Against the JVC, the question is more open. The JVC offers features the Panasonic doesn’t, primarily a shoulder-mount form factor and an interchangeable lens system. And the Panasonic offers things the JVC doesn’t, most primarily the higher-definition 1080 recording mode, and the ability to shoot “reality”-looking footage at 60i and 60p, something the JVC cannot do. So the question becomes: do you absolutely have to have an interchangeable lens and/or a shoulder-mount form factor, regardless of all other considerations? If so, the JVC may be the camera for you. It certainly is a “looker”, and its form factor will definitely be appealing to some customers. But if the fixed lens and form factor of the Panasonic are enough for you, you’ll get twice the color resolution, “reality”-looking video at 60p, variable frame rates, plus the ability to record 1080i and 1080p, and no MPEG artifacts, all for about the same price. Why would someone settle for a camera that can only record 720/24p and 720/30p at 4:2:0 color sampling with compressed audio, when they could instead get one that does 24p and 30p at 4:2:2 color sampling, in both 720 and 1080 resolution, and also offers 60p and 60i and variable frame rates and uncompressed audio with twice as many tracks? Finally, pricing is as yet unknown; we don’t know what the JVC’s price is so we don’t know how the two cameras compare on a value basis.

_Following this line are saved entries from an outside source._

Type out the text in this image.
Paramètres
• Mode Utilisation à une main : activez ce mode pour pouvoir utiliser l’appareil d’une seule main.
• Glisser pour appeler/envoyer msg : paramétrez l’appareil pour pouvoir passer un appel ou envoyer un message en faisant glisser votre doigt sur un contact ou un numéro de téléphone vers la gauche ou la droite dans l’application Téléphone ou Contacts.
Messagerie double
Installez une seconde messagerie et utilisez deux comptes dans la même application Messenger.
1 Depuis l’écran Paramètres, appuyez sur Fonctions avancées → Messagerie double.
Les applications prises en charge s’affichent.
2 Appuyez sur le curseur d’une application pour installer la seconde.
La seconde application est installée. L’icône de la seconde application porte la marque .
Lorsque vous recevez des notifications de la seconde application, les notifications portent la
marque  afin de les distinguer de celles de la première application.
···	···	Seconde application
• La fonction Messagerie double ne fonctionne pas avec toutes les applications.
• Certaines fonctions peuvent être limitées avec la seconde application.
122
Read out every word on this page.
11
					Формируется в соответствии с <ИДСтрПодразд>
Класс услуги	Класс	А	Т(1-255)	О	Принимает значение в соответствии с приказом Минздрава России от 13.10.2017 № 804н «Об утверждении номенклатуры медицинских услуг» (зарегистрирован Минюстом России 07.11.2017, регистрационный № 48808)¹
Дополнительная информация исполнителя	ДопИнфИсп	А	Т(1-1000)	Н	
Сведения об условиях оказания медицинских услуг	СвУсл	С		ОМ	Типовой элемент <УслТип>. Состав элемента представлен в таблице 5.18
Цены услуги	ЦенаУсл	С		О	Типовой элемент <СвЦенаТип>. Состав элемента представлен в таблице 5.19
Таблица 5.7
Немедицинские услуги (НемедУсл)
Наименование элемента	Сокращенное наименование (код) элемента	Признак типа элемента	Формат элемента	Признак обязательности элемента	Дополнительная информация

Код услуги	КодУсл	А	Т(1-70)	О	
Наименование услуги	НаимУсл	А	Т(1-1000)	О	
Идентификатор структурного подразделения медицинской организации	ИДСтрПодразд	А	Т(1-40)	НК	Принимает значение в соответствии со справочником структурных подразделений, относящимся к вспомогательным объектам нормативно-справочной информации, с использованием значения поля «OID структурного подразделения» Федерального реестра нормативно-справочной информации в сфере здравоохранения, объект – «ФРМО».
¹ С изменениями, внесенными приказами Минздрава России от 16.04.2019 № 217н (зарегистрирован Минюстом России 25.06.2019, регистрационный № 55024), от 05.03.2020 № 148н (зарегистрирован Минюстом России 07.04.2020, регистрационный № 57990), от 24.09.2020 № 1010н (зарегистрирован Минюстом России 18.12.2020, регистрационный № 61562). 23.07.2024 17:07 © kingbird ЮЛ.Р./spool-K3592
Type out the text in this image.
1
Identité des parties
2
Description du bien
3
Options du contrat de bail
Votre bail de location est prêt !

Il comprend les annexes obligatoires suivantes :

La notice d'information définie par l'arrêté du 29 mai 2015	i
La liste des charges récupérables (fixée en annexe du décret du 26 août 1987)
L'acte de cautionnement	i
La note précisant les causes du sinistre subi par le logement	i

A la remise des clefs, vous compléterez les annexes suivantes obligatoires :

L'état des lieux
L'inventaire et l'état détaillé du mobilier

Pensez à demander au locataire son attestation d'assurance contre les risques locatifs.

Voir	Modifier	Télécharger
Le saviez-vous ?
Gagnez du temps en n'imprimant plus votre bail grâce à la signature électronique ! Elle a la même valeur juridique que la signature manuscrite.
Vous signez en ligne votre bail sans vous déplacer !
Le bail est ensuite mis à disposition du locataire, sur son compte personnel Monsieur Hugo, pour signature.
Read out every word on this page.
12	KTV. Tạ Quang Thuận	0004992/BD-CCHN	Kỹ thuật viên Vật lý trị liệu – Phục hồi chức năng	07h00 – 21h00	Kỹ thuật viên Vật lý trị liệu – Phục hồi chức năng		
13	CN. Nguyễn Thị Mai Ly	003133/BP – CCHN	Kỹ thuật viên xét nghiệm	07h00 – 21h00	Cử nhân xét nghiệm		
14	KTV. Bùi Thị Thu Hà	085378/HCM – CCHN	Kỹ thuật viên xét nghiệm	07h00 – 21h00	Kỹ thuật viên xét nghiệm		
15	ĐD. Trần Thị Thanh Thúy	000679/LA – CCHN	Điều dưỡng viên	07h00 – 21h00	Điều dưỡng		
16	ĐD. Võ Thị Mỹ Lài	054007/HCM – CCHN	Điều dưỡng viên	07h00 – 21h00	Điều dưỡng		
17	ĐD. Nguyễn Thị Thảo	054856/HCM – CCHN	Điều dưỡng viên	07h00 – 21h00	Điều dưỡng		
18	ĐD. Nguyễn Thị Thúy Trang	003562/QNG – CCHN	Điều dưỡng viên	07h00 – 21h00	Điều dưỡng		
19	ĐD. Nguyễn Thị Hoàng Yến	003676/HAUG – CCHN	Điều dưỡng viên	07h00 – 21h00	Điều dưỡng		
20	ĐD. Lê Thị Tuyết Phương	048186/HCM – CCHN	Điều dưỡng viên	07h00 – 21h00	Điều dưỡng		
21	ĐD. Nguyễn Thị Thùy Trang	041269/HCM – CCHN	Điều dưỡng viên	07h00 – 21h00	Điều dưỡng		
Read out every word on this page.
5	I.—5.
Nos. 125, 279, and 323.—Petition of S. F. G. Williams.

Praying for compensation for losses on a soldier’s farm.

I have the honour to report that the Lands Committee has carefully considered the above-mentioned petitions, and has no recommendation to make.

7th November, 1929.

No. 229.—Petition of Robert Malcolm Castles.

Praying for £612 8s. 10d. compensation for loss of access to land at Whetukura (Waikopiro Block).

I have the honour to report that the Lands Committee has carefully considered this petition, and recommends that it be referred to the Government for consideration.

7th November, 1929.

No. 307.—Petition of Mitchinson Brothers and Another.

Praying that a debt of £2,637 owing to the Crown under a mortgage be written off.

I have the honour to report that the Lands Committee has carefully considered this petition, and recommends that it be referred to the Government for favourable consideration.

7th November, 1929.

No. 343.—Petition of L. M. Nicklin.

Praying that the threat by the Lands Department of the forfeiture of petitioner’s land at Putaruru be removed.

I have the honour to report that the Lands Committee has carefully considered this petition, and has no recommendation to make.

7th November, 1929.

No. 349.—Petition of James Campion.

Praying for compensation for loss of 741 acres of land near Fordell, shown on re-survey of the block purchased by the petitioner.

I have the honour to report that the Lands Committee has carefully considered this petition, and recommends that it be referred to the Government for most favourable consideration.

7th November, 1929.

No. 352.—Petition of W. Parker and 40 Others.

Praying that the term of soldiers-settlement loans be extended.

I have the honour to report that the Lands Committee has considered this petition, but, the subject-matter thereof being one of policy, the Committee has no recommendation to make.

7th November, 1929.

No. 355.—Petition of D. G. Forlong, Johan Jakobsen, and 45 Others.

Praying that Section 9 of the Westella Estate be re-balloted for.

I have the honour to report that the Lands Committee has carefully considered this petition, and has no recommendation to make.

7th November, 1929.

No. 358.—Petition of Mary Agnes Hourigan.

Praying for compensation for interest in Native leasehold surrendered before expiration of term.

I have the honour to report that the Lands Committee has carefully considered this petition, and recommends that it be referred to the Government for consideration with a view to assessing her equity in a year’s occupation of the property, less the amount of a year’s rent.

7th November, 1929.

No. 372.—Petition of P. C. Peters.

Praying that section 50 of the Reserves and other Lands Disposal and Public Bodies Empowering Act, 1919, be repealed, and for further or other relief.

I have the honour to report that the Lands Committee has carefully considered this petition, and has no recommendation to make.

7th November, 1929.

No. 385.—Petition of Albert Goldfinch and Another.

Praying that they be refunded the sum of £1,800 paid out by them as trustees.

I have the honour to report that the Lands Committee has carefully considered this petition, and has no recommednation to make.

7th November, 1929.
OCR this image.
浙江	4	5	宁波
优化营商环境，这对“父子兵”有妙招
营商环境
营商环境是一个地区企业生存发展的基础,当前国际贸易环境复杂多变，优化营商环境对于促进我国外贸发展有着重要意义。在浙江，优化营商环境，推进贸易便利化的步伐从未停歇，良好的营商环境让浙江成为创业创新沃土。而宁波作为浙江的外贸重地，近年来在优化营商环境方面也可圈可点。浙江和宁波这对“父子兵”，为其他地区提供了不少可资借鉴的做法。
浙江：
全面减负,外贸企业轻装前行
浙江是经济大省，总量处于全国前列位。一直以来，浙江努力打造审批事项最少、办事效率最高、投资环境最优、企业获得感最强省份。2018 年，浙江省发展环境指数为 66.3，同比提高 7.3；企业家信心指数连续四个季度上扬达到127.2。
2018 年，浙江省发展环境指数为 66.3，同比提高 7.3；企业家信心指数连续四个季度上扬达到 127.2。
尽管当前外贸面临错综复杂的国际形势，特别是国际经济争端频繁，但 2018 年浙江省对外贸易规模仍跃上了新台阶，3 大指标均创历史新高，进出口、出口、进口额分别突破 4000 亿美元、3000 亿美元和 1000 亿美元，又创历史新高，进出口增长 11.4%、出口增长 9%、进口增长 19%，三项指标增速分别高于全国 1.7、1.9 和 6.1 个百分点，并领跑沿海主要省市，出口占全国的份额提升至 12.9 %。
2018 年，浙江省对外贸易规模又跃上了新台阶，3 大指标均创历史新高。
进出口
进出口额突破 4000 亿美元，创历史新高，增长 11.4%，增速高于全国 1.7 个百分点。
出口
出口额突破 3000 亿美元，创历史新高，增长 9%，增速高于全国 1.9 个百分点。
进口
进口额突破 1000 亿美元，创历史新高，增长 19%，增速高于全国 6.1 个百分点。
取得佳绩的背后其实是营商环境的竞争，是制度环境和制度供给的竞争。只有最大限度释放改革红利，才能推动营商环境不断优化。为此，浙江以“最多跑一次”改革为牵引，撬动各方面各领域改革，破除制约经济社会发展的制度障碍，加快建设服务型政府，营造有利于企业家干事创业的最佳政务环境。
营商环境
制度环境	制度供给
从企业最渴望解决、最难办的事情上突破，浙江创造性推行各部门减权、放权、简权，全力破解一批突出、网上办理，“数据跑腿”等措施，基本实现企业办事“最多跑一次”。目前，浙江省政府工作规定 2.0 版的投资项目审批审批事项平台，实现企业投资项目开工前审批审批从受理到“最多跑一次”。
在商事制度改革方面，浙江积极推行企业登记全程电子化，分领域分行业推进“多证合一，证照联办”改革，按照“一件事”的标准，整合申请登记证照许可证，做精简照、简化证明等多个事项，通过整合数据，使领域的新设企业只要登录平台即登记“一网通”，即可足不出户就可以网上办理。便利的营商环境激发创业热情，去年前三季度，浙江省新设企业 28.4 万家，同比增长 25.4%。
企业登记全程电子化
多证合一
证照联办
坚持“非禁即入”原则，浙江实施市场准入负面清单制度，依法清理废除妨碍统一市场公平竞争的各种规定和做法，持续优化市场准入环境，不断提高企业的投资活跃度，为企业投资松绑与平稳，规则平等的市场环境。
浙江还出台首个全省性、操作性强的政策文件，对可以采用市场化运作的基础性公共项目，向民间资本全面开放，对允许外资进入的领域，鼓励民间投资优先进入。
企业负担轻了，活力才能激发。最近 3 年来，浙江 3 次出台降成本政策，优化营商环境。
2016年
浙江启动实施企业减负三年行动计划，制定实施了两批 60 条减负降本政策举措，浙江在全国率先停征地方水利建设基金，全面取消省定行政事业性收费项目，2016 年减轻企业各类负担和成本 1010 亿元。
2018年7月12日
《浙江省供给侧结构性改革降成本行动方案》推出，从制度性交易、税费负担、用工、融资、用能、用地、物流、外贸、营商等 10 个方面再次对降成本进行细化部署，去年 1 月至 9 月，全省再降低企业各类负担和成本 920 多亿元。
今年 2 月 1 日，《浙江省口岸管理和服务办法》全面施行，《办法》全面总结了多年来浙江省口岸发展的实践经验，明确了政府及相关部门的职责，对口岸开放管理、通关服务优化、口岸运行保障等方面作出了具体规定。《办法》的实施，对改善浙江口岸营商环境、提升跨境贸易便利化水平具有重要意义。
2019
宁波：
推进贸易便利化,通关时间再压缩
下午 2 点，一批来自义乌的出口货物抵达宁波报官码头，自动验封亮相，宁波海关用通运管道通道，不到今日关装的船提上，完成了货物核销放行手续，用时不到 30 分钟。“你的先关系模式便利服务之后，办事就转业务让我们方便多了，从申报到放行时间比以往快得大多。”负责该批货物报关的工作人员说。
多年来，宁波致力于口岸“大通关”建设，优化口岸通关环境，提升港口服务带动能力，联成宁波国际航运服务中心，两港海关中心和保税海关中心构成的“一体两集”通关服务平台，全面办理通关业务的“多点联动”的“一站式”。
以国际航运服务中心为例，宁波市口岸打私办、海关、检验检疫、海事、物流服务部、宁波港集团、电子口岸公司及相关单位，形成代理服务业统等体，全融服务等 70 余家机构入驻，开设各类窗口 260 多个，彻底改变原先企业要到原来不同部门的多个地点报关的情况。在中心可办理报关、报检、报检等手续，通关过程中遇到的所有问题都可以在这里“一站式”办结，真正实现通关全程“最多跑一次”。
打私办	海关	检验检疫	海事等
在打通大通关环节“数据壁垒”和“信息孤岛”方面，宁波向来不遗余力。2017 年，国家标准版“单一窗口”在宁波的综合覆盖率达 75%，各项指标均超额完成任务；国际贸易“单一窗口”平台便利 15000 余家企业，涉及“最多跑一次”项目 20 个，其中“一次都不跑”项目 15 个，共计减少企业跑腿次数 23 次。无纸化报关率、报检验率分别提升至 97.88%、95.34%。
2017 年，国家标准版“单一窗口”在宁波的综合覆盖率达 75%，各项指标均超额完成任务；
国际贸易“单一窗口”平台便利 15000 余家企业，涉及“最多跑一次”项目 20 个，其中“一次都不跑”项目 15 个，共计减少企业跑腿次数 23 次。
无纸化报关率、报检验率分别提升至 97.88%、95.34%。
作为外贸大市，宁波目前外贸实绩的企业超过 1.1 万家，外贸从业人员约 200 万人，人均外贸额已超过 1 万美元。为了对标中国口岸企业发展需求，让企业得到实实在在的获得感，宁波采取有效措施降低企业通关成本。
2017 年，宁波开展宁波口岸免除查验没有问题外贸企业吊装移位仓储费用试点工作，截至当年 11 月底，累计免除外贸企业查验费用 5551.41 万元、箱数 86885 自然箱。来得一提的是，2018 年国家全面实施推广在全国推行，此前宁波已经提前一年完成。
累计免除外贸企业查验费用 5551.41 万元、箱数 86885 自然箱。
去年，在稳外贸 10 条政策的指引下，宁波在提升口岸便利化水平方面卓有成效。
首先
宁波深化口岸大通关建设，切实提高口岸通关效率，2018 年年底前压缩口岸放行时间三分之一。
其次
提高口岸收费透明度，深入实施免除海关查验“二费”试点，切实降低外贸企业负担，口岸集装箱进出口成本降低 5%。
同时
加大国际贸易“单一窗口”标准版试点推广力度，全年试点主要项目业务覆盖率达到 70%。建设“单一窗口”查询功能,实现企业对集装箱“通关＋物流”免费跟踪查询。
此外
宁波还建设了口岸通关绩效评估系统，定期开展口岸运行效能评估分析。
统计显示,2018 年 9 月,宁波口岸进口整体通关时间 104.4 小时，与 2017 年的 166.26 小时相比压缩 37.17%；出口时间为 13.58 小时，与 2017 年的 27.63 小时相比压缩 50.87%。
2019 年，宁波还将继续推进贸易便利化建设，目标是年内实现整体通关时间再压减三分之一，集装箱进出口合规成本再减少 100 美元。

All that’s left is to view the footage. On that aspect, the ball is squarely in Panasonic’s court. If the footage is not competitive, it doesn’t matter what the features are. But if the images keep the promises that the rest of the camera is making, well… obviously the consumer is the one who will determine the winner, but based on the features we’ve seen on paper, the consumer may very well say “The camcorder wars are over. Sony, JVC, Canon, thank you for playing.”